The company was criticized heavily by election integrity activists just days before the November elections, when a California group revealed that Sequoia's AVC Edge electronic machines could be set to allow a single voter to cast multiple votes.
Oakland, Calif.-based Sequoia agreed to address the issue after the elections and then resubmit the machine for certification.
That was far from the only hurdle the company was facing.
Smartmatic voluntarily submitted its acquisition of Sequoia to a review by the federal government after Congresswoman Carolyn Maloney asked the Treasury Department to investigate possible ties between Smartmatic and Venezuelan president Hugo Chavez.
The Treasury heads an interagency group called the U.S. Committee on Foreign Investment in the United States (CFIUS), which reviews foreign acquisitions of U.S. companies with possible national security ramifications.

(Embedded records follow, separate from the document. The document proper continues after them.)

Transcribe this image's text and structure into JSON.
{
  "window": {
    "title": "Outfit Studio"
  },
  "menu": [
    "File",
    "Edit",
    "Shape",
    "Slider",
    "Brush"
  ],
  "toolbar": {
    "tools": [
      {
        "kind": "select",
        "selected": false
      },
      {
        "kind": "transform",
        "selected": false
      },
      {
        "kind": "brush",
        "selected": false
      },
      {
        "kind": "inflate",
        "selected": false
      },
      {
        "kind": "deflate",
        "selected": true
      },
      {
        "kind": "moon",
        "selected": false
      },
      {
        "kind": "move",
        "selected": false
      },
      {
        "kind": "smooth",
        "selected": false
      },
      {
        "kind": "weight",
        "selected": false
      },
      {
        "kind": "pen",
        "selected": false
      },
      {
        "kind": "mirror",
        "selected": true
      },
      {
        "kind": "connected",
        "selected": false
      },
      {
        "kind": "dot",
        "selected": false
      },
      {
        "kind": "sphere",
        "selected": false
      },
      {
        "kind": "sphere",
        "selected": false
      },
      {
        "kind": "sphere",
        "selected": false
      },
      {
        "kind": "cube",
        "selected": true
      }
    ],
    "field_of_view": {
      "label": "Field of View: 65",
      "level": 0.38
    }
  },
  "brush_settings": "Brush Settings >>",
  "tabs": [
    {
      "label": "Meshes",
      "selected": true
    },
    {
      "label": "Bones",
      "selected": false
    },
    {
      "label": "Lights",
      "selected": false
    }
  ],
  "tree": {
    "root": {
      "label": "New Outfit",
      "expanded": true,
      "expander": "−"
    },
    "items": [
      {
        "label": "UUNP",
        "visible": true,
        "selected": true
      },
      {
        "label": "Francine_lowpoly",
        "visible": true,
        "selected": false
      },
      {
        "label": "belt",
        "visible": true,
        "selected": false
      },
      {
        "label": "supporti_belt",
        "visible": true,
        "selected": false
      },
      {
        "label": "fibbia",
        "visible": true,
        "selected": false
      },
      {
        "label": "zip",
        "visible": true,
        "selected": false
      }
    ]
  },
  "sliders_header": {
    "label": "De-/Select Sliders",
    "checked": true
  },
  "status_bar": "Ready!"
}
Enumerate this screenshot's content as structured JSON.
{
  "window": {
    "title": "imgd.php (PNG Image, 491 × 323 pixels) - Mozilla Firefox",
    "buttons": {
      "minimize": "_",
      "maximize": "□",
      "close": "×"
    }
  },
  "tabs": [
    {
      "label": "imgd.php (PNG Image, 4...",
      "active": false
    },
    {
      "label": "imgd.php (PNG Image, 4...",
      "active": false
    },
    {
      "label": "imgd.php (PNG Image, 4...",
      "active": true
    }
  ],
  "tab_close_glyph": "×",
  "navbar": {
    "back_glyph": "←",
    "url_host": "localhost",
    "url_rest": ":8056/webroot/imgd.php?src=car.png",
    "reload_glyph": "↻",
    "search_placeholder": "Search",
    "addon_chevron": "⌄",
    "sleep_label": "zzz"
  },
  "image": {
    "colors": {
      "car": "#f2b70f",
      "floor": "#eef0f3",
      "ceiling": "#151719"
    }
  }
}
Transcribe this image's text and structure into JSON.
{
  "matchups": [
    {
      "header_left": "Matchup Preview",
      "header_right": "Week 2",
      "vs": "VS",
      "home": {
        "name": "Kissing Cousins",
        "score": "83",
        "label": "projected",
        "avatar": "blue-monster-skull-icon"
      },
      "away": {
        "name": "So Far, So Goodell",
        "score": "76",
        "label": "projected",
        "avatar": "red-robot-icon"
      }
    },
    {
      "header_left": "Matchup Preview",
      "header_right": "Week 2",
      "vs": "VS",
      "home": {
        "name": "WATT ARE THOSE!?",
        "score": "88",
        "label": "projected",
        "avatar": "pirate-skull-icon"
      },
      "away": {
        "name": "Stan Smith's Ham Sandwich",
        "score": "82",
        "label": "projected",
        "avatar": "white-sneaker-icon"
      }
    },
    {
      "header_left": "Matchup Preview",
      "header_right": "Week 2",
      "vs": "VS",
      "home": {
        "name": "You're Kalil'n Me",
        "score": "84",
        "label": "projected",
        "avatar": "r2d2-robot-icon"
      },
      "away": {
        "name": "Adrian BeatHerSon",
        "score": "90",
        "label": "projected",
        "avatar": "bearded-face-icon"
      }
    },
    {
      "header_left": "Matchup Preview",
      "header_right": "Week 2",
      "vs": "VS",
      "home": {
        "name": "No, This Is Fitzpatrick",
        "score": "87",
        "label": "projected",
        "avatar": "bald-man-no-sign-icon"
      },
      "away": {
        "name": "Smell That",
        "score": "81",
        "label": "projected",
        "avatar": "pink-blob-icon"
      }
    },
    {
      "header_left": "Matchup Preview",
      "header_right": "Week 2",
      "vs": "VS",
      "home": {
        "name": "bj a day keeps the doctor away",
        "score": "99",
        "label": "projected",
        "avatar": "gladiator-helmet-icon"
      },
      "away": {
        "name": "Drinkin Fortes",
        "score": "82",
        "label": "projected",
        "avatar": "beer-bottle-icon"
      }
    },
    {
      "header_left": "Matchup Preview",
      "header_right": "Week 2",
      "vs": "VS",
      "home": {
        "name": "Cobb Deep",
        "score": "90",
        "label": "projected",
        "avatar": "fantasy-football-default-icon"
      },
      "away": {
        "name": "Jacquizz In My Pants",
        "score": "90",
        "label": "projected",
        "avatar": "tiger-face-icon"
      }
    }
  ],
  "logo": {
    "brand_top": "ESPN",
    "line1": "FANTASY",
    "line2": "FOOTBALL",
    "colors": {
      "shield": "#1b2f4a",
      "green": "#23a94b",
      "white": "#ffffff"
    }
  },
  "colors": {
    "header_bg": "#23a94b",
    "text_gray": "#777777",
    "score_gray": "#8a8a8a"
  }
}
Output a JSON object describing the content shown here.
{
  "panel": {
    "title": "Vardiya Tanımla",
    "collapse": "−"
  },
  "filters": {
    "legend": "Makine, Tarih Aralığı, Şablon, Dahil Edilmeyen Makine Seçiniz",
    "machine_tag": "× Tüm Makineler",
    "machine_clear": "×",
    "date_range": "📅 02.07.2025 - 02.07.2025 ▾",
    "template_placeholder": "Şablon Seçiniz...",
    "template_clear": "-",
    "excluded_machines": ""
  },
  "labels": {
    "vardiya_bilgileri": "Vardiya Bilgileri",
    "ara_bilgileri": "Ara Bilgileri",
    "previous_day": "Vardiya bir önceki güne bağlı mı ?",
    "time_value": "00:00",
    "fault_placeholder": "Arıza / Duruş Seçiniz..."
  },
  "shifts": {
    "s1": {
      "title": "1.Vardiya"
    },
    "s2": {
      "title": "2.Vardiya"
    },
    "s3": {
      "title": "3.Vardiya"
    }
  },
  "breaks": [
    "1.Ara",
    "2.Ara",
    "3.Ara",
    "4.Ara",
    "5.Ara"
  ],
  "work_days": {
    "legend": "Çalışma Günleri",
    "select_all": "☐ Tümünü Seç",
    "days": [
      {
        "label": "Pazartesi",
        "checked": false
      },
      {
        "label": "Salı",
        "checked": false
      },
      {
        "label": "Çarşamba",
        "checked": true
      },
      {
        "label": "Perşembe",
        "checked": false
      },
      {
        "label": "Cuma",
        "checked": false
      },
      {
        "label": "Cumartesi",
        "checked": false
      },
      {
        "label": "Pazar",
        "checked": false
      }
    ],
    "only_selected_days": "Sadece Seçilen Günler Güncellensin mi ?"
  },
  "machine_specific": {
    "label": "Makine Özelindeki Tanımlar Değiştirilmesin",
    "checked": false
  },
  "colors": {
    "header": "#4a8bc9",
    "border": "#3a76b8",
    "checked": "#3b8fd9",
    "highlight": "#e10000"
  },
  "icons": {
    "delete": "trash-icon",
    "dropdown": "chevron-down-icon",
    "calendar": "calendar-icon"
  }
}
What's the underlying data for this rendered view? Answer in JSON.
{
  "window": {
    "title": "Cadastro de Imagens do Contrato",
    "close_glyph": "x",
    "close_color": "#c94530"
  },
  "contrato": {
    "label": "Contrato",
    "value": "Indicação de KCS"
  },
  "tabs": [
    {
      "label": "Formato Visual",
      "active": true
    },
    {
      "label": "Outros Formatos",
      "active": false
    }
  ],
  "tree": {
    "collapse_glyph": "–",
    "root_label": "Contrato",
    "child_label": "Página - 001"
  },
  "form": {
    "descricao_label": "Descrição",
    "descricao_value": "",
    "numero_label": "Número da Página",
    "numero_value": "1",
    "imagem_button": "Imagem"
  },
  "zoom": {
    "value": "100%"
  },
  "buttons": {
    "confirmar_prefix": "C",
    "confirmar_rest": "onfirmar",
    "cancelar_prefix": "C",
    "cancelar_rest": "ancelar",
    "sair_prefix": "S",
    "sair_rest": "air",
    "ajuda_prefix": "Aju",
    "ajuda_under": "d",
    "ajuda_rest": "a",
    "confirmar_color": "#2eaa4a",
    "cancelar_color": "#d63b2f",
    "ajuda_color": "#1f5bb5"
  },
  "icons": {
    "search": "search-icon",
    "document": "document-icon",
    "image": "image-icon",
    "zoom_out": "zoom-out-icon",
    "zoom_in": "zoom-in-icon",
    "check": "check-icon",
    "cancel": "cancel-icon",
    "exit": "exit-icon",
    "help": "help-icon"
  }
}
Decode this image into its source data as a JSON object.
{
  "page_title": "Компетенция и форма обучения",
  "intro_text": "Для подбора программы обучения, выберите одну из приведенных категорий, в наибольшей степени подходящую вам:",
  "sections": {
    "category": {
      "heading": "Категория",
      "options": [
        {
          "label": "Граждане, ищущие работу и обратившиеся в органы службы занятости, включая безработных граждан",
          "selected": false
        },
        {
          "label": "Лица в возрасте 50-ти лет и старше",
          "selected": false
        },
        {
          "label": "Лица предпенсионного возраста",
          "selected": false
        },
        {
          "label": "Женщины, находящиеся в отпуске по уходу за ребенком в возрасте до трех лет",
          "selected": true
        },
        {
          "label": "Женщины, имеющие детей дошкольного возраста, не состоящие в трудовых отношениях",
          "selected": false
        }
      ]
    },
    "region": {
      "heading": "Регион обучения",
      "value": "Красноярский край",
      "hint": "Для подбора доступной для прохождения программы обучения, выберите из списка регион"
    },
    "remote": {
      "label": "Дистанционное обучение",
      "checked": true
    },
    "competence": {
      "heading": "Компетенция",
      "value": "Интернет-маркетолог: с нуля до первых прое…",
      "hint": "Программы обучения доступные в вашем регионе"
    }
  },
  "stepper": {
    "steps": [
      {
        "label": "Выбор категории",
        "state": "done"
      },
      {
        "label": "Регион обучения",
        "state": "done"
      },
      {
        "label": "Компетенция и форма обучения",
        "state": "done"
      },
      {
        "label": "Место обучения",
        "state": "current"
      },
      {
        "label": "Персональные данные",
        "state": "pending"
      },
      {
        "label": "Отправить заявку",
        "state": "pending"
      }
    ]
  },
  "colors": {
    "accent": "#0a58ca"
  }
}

The acquisition of Lucent by French telecom equipment vendor Alcatel was cleared by a CFIUS review last month.
Smartmatic, a privately held company owned by Venezuelan nationals, maintained that it was not controlled by Chavez or any other Venezuelan government official.
In the wake of its decision to find an acquirer for Sequoia, however, Smartmatic said it was withdrawing from the CFIUS review process.
The company said revenues at Sequoia grew four-fold since 2005, and indicated that it expects to get a good price for the voting-machine vendor.
"Sequoia and Smartmatic are two great companies with very bright futures, and we do not want the companies' ownership to be a distraction," said Mugica. "Therefore, we prefer to sell Sequoia to U.S. interests in order to give both companies the best possible futures."